Correlation between two-dimensional and three-dimensional left ventricle speckle strain values
In our study, correlation analysis of 2D and 3D values of strain showed that GLS had a strongly positive significant correlation with r value 0.702 and P value 0.001, while GCS showed a weakly positive nonsignificant correlation with r value 0.105 and P value 0.161 and GRS showed a strongly positive significant correlation with r value 0.6 and P value 0.001.
On the other hand, Sowmya et al. made a comparison between results of 2D and 3D STE with 17 subjects involved with a mean age of 13.9 years using Siemens medical system for data collection and analysis and they found that there was a positive strong significant correlation regarding GLS with r value 0.68 and P value 0.001. GCS showed a strong positive correlation with r value 0.62 and P value 0.004. GRS strain showed a weak nonsignificant correlation. All data were collected and analyzed using Siemens echo system [17]. In comparison with our study with Sowmya et al., there was concordance with our study with GLS, but GCS and GRS showed discordance with our study that may be attributed to different echo system used, different age-group, and different ethnicity.

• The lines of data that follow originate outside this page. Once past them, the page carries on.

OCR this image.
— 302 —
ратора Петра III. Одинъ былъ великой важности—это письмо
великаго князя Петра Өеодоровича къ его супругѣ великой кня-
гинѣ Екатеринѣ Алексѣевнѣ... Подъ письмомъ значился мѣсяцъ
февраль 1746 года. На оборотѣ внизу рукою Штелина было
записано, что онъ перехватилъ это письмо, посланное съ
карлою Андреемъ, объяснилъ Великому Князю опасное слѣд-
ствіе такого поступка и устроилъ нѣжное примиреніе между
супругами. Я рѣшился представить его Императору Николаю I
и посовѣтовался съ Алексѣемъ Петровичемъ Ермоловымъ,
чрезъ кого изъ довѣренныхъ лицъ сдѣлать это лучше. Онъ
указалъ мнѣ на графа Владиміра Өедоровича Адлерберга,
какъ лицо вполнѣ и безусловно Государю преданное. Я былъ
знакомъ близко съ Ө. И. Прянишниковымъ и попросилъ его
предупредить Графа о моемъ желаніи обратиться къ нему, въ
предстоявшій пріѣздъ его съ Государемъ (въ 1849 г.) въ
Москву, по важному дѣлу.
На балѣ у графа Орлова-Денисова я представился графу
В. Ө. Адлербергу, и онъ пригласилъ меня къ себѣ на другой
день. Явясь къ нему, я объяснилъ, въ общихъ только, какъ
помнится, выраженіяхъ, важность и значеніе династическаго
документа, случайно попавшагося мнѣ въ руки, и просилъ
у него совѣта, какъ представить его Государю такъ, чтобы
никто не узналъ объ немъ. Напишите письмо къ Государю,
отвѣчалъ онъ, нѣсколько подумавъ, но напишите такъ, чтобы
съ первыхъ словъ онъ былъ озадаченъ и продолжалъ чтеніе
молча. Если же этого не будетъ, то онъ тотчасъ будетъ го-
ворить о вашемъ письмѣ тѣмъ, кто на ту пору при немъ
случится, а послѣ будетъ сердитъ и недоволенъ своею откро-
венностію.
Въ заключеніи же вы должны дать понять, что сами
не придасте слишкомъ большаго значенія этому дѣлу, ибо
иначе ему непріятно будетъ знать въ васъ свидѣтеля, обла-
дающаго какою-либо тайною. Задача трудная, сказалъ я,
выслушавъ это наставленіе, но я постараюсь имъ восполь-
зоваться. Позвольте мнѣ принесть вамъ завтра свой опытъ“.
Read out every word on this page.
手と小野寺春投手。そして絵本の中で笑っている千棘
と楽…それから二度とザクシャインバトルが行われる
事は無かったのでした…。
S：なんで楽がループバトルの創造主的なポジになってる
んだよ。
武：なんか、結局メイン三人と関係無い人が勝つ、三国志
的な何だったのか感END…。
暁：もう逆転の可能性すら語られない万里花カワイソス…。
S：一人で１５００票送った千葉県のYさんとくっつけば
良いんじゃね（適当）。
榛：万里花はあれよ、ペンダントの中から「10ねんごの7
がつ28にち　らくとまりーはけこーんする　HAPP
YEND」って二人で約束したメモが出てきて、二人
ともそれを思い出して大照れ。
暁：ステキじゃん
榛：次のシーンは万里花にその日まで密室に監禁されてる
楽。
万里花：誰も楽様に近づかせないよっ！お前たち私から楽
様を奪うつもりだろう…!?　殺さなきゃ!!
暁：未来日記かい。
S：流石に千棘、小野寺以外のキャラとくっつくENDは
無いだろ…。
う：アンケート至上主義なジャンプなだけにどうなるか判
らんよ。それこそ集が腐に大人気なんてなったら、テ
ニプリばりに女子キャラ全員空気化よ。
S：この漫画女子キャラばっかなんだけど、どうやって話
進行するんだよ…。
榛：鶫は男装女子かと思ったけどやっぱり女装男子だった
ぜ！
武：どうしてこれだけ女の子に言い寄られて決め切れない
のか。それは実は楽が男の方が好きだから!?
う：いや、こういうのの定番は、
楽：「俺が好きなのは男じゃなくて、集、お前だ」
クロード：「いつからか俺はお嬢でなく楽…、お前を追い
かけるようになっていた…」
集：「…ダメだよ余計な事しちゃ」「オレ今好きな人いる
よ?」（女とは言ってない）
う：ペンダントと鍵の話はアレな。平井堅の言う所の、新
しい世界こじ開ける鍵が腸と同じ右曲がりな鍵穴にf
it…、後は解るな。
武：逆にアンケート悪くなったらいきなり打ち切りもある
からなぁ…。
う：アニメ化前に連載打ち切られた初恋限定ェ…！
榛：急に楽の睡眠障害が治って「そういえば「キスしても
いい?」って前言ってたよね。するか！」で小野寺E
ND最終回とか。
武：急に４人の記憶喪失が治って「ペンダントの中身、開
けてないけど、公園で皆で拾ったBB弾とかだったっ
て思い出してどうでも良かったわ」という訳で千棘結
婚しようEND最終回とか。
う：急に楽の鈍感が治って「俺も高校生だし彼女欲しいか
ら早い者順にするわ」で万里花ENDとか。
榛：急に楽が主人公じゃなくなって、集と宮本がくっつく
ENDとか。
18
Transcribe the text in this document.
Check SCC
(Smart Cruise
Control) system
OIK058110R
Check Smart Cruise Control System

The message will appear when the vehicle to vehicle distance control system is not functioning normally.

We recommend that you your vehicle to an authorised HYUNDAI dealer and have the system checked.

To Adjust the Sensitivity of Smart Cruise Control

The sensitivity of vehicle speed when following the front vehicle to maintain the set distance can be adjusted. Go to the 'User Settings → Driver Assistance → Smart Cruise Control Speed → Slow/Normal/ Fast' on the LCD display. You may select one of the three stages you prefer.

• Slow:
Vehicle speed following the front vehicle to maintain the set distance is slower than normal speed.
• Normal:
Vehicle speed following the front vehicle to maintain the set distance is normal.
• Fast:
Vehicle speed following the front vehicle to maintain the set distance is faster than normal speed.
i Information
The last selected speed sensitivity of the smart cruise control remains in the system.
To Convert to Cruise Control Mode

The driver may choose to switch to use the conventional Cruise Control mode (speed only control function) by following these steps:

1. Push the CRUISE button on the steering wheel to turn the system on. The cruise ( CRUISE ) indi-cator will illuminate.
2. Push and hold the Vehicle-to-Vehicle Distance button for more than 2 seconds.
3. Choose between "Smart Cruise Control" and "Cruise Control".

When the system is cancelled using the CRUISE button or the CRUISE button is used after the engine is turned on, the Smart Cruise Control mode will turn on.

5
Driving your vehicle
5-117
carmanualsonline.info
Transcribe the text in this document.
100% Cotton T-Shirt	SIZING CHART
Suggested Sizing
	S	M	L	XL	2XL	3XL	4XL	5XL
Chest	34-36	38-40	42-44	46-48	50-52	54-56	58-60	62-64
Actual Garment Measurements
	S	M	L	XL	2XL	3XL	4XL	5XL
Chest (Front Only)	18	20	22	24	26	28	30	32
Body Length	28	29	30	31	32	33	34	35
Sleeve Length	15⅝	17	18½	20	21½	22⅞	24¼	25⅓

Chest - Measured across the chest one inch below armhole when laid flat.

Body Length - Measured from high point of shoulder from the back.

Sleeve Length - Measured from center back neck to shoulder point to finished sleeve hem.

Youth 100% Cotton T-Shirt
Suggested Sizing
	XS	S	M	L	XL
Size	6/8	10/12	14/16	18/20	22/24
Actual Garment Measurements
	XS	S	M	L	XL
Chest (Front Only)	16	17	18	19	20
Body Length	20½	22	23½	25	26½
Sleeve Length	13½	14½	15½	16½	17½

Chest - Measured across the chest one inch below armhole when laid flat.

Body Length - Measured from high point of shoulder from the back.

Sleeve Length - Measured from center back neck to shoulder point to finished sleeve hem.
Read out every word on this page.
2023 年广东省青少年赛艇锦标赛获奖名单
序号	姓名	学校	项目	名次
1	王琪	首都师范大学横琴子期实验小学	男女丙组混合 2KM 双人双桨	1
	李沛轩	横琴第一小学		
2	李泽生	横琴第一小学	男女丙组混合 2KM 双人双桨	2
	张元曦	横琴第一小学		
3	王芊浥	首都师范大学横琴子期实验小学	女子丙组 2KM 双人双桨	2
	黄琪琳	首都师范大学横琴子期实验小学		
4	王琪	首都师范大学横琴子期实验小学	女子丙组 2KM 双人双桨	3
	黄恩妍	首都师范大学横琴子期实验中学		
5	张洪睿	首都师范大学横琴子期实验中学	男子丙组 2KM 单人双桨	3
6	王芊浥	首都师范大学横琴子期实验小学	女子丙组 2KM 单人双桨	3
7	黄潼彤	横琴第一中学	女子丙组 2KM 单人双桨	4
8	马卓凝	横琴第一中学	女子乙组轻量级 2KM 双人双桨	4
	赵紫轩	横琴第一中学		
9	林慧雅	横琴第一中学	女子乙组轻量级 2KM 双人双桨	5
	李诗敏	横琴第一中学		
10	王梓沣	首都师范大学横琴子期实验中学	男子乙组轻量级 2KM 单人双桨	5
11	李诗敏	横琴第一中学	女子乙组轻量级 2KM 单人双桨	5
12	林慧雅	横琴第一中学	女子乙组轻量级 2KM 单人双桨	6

Doaa Aly et al. recently conducted a study on 105 pediatric subjects with age from 1 to 18 years with normal cardiac structure correlating 2D and 3D GLS only, yet showed good agreement between both and correlation which was high with r value 0.7 and P value < 0.05; the analyses were performed using TOMTEC software. This shows that at least 3D GLS can be a promising good alternative to 2D GLS in assessing the LV function due to its less time consumption and less sophisticated analysis method [18].
Limitations
Image quality remains a significant factor in the ability to obtain accurate stress and strain parameters by both 2D and 3D methods. However, the lower frame rates that inevitably accompany 3D imaging cannot yet be overcome. All subjects involved in the study had conventional and 2D STE, but not all of them had a 3D examination due to poor echogenic windows and relatively small BSA in comparison with large probe size and low frame rate as detected by the software. This study was constructed during the COVID-19 era in a single-center study which led to limited number of patients. Although this reference value study included around 200 participants, estimation of the mean values would have been more robust if more participants were included. Especially in younger children where the number of participants was lower, the normal values should be interpreted with caution.